West African Resources is, in our view, one of the most undervalued gold producers on the ASX. Its portfolio includes the Sanbrado mine and the Kiaka development project, both located in Burkina Faso. Together, these assets underpin more than 12 Moz in JORC Resources. At a share price of roughly A$3.24 and a forward EPS estimate of ~A$1.02, the company trades on a forward P/E of just 3.2×.

Sanbrado continues to perform well, generating robust cash flow and maintaining competitive costs. Kiaka, one of the largest undeveloped gold deposits in West Africa, is expected to transform the company’s production profile, potentially doubling output once fully ramped. The market appears to be discounting geopolitical risk heavily, but West African has consistently demonstrated its ability to operate effectively in the region. If Kiaka progresses as planned, the current multiple may look anomalous in hindsight.

6. Genesis Minerals (ASX: GMD) — 8.6× Forward P/E

Genesis Minerals has rapidly evolved into a significant player in the Australian gold sector through its consolidation of the Leonora district in WA. The combined portfolio — including the Gwalia mine — now carries roughly 15 Moz in JORC Resources, giving Genesis one of the deepest resource bases among mid‑tier Australian producers.
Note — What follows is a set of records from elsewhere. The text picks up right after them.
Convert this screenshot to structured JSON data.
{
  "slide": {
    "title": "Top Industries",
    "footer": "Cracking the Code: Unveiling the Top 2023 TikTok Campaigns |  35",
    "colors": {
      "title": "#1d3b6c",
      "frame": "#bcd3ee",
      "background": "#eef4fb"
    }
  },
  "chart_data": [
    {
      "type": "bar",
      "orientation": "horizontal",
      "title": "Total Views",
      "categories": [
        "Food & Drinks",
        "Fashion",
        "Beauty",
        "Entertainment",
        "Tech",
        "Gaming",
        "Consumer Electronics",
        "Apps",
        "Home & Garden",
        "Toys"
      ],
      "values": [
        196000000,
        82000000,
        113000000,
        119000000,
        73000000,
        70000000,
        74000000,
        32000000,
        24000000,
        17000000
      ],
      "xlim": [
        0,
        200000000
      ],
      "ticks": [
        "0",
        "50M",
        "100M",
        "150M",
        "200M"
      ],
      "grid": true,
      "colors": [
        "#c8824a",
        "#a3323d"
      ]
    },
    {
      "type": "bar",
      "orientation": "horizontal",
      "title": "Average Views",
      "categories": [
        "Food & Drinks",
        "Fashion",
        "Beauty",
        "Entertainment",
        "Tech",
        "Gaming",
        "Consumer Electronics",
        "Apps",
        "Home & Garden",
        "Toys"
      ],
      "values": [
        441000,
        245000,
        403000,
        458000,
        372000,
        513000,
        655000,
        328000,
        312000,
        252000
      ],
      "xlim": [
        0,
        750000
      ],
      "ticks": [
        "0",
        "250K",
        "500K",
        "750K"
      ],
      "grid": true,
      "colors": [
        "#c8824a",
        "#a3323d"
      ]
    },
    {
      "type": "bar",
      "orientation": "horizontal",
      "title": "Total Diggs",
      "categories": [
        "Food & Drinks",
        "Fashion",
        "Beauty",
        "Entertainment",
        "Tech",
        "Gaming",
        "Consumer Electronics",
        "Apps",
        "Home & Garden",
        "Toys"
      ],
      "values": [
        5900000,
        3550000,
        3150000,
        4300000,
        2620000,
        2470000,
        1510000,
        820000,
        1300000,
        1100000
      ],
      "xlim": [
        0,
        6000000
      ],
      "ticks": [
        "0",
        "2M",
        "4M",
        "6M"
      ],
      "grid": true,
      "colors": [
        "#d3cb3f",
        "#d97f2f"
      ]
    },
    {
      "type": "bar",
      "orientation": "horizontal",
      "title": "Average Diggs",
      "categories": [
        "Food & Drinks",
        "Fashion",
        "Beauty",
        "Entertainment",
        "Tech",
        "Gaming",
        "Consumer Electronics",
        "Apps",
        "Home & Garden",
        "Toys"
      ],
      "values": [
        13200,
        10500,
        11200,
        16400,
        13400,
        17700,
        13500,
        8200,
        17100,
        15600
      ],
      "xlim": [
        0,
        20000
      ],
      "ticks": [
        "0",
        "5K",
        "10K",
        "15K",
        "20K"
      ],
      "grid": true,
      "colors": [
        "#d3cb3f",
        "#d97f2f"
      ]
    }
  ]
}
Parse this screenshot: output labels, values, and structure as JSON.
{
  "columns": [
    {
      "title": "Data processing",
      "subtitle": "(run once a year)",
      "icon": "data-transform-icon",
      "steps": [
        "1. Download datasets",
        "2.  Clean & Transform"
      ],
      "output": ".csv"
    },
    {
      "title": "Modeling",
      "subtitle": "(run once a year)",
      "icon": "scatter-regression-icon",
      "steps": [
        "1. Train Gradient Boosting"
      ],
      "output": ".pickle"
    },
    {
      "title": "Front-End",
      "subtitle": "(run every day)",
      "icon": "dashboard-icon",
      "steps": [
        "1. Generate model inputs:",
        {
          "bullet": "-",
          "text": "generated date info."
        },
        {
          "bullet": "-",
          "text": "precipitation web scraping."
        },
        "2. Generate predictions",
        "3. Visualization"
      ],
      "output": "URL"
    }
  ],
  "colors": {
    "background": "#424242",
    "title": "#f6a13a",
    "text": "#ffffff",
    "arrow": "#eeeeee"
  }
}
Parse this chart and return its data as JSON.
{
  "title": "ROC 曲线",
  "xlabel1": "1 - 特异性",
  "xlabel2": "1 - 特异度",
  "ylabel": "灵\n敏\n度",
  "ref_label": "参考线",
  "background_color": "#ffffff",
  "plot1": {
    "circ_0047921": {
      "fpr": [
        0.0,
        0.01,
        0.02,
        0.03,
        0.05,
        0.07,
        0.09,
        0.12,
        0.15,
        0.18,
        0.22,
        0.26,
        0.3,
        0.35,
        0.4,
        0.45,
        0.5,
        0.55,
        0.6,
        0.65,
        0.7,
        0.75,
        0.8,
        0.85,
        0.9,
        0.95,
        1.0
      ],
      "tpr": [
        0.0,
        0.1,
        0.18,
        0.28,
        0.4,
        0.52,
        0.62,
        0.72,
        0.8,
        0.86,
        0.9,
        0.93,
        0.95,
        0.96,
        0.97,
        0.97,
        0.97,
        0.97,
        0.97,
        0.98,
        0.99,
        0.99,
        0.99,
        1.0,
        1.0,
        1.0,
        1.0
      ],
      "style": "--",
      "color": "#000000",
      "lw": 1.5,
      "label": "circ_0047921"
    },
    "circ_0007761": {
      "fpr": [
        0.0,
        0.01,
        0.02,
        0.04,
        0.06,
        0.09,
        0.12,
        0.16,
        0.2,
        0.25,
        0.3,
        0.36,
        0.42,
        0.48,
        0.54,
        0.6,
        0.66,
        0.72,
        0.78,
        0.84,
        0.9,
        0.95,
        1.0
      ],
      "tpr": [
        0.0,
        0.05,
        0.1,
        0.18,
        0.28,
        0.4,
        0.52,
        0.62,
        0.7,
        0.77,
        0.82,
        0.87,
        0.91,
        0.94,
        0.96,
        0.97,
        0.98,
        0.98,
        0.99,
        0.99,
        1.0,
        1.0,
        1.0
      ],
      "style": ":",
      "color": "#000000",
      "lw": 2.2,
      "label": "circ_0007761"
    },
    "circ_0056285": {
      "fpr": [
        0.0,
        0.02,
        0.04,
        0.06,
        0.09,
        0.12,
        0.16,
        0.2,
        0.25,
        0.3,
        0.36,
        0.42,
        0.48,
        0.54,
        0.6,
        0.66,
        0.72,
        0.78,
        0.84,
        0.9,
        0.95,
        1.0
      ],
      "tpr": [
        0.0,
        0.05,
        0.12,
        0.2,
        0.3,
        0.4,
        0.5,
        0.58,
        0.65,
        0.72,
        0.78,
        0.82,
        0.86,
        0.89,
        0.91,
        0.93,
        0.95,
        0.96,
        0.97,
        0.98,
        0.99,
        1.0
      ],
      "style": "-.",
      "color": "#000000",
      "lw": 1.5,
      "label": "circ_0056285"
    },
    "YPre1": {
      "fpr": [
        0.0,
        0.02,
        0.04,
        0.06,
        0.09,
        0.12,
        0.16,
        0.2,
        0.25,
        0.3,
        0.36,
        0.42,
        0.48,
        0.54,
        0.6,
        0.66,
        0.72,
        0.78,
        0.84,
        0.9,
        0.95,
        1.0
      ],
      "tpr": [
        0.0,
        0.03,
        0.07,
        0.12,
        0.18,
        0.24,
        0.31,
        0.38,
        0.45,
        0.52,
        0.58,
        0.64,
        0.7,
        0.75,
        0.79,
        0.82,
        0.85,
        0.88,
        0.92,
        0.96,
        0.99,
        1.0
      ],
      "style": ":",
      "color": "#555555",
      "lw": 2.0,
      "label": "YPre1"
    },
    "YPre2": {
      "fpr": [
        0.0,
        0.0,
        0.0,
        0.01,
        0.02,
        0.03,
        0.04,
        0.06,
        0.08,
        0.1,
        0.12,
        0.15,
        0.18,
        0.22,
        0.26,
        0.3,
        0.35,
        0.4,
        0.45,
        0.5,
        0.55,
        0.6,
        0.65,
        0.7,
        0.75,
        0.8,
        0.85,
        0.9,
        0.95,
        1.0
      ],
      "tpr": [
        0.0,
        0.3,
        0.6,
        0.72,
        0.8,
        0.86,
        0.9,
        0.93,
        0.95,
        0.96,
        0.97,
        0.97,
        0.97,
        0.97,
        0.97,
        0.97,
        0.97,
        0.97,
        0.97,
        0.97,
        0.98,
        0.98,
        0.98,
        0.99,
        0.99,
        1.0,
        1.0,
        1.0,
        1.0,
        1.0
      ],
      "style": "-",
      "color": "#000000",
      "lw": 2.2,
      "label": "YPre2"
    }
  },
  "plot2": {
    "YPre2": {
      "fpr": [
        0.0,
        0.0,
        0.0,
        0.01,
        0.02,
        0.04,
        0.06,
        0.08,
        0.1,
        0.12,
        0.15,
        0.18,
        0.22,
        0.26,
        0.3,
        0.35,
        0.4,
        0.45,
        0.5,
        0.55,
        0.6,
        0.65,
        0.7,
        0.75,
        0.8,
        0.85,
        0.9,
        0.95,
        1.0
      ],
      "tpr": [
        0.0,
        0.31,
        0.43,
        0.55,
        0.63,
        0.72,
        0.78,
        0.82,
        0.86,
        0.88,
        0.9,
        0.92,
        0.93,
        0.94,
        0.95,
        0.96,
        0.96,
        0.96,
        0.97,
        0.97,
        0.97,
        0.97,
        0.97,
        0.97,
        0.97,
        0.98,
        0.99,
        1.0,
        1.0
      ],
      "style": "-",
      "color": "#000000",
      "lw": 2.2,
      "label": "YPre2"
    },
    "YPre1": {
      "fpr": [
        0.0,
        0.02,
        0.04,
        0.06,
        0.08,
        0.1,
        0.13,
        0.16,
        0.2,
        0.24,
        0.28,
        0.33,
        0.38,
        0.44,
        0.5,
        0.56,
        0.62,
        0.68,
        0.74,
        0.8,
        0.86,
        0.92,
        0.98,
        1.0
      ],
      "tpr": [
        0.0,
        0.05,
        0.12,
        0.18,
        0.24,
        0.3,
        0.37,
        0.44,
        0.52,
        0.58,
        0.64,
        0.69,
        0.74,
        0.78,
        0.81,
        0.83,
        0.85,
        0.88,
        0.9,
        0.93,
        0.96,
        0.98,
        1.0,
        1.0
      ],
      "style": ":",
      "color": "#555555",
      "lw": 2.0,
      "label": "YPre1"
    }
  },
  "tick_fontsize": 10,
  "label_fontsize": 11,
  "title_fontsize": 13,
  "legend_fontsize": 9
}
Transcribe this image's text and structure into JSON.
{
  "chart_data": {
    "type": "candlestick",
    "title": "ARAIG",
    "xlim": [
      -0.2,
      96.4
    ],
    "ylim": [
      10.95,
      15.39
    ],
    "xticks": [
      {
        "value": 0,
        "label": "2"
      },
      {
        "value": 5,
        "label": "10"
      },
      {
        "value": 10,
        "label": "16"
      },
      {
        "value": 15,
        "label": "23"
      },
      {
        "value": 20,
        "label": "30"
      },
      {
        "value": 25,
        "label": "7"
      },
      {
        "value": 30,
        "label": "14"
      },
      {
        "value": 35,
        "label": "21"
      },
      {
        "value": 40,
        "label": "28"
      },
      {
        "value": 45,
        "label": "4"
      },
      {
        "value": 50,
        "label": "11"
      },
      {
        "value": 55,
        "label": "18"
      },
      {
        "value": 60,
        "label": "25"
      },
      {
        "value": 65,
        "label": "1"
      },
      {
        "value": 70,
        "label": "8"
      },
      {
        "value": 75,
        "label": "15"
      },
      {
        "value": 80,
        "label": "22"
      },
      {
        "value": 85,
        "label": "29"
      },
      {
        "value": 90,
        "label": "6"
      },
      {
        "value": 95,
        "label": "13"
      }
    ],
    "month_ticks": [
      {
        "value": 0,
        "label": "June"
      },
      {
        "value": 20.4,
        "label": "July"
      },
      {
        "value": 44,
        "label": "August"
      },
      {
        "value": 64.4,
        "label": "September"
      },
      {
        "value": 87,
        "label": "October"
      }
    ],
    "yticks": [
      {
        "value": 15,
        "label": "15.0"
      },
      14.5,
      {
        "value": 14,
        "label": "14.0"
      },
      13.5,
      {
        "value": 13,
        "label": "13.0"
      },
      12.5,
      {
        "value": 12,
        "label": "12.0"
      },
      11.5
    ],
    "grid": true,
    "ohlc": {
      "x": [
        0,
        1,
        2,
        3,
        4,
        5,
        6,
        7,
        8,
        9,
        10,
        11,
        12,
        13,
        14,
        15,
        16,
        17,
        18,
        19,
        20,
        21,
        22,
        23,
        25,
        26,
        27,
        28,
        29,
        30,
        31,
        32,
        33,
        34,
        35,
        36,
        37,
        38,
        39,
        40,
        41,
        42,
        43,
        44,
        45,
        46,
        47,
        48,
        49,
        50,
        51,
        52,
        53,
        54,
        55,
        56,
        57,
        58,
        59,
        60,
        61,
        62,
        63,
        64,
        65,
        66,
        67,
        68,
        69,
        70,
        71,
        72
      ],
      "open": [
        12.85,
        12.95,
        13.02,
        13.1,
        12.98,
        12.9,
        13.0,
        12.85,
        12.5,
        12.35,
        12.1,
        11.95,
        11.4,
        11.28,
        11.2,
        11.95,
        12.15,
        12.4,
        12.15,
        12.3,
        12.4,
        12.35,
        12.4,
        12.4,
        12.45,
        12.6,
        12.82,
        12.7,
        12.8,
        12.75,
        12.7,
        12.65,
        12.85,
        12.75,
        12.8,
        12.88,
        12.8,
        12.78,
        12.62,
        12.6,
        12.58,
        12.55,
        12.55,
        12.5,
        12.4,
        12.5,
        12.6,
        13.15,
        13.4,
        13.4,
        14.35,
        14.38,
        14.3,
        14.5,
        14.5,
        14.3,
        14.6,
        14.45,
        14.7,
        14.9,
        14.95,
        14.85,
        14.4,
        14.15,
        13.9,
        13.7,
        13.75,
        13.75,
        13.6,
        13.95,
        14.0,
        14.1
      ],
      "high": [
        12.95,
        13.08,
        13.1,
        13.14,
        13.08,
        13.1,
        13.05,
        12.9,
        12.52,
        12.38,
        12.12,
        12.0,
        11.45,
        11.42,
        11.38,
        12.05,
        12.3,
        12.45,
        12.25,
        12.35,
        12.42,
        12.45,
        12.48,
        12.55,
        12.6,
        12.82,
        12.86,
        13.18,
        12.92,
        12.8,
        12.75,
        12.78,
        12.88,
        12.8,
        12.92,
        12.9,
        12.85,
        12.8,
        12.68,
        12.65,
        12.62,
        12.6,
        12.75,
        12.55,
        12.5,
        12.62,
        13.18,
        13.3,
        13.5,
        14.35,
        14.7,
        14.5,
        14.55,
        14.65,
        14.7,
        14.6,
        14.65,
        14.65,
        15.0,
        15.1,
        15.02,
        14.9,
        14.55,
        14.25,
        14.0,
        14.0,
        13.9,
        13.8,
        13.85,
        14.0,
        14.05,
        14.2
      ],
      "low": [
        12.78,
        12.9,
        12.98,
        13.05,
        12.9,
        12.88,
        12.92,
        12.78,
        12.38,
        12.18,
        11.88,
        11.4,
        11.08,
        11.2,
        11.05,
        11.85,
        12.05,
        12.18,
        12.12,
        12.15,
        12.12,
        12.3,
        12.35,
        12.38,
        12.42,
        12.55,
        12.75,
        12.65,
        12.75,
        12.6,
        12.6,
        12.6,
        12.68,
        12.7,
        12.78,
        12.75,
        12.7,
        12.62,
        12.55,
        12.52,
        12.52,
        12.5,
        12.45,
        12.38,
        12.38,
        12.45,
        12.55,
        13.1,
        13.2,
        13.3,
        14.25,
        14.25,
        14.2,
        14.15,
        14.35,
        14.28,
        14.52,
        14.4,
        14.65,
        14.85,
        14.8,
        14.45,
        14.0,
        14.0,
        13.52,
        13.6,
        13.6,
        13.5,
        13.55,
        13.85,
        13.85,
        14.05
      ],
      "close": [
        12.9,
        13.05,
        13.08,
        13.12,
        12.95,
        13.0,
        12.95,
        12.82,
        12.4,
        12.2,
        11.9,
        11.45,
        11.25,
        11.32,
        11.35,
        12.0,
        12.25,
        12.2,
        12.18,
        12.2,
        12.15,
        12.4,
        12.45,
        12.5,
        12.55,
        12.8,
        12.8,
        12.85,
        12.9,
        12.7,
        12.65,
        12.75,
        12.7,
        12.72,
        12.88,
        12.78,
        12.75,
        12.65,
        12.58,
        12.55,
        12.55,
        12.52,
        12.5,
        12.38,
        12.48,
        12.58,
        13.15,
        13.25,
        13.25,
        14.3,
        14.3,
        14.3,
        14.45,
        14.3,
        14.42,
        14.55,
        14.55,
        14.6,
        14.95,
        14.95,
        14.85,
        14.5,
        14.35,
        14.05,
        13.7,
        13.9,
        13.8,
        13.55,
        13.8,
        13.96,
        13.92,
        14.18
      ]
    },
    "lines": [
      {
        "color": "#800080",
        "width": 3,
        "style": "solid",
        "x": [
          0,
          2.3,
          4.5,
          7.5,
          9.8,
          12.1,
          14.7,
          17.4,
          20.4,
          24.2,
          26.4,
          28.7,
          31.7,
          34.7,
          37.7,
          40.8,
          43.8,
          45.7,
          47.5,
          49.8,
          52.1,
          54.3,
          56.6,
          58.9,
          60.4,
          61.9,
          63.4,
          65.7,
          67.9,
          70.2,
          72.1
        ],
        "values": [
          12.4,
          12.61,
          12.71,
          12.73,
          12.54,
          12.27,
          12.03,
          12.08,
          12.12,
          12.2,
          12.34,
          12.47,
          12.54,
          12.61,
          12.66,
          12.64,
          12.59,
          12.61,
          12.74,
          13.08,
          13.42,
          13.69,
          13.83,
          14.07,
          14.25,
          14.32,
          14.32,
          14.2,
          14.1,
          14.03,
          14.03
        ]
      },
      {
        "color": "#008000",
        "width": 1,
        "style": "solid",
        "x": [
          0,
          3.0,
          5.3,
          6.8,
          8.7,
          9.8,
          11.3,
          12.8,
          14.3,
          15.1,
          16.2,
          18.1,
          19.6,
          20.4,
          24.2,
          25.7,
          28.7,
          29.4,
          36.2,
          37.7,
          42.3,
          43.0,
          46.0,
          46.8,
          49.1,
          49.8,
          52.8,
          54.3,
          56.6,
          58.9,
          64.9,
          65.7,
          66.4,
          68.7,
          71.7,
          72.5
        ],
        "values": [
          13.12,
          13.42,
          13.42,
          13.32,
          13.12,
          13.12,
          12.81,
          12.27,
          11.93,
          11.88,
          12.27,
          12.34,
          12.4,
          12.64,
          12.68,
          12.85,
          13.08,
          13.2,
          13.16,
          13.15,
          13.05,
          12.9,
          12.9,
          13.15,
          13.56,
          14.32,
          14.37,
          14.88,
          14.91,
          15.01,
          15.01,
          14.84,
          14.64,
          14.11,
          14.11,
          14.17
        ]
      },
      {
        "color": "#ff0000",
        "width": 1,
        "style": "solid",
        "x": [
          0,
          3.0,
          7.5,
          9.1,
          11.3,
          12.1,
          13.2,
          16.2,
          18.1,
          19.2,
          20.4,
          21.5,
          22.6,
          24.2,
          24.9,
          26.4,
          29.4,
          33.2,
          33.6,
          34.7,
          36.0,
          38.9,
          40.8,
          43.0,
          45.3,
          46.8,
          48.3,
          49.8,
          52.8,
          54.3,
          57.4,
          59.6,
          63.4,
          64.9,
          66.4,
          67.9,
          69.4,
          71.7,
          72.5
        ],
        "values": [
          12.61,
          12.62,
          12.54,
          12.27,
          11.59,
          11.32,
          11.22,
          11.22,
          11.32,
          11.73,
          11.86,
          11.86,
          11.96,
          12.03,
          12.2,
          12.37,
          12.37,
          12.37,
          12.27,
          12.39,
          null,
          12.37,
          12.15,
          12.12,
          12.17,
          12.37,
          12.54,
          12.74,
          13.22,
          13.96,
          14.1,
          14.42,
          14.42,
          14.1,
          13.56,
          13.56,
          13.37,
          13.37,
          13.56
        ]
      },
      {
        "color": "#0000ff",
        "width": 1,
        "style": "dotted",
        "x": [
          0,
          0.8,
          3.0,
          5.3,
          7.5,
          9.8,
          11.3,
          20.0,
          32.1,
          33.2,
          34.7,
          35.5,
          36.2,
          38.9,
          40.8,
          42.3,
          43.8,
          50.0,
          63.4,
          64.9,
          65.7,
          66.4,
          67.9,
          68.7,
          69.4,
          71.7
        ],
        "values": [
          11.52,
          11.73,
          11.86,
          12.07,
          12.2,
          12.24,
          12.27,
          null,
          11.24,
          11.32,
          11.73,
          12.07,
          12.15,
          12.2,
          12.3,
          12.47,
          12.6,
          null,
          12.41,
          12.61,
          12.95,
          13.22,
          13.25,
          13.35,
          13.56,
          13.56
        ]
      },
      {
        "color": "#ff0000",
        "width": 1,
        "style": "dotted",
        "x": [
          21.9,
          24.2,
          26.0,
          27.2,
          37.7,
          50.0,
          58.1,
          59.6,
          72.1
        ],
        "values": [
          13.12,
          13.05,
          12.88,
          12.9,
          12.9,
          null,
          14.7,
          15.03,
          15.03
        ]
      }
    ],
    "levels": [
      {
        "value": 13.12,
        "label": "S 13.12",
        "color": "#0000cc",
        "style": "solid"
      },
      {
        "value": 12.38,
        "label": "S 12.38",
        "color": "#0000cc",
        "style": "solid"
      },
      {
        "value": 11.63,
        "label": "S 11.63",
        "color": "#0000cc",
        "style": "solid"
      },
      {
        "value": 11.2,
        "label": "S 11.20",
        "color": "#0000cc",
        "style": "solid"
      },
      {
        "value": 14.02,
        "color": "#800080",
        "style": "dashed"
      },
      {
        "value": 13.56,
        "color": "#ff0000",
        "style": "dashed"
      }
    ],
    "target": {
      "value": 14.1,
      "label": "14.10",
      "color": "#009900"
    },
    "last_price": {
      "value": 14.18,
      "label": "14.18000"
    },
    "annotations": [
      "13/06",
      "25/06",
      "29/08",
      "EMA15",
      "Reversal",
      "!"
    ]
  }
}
At a share price of around A$6.62 and a forward EPS estimate of ~A$0.65, the company trades on a forward P/E of roughly 8.6×.

The Leonora consolidation has created a platform for scale, efficiency and long‑term optionality. Genesis is working to optimise mine plans, rationalise infrastructure and unlock synergies that were not available to the previous owners. The company’s leadership team has a strong track record of value creation, and early operational updates suggest the integration is progressing well.

The key question is execution. But the ingredients are there: a high‑quality asset base, a capable management team and a clear plan. If integration continues smoothly, the current valuation could prove conservative.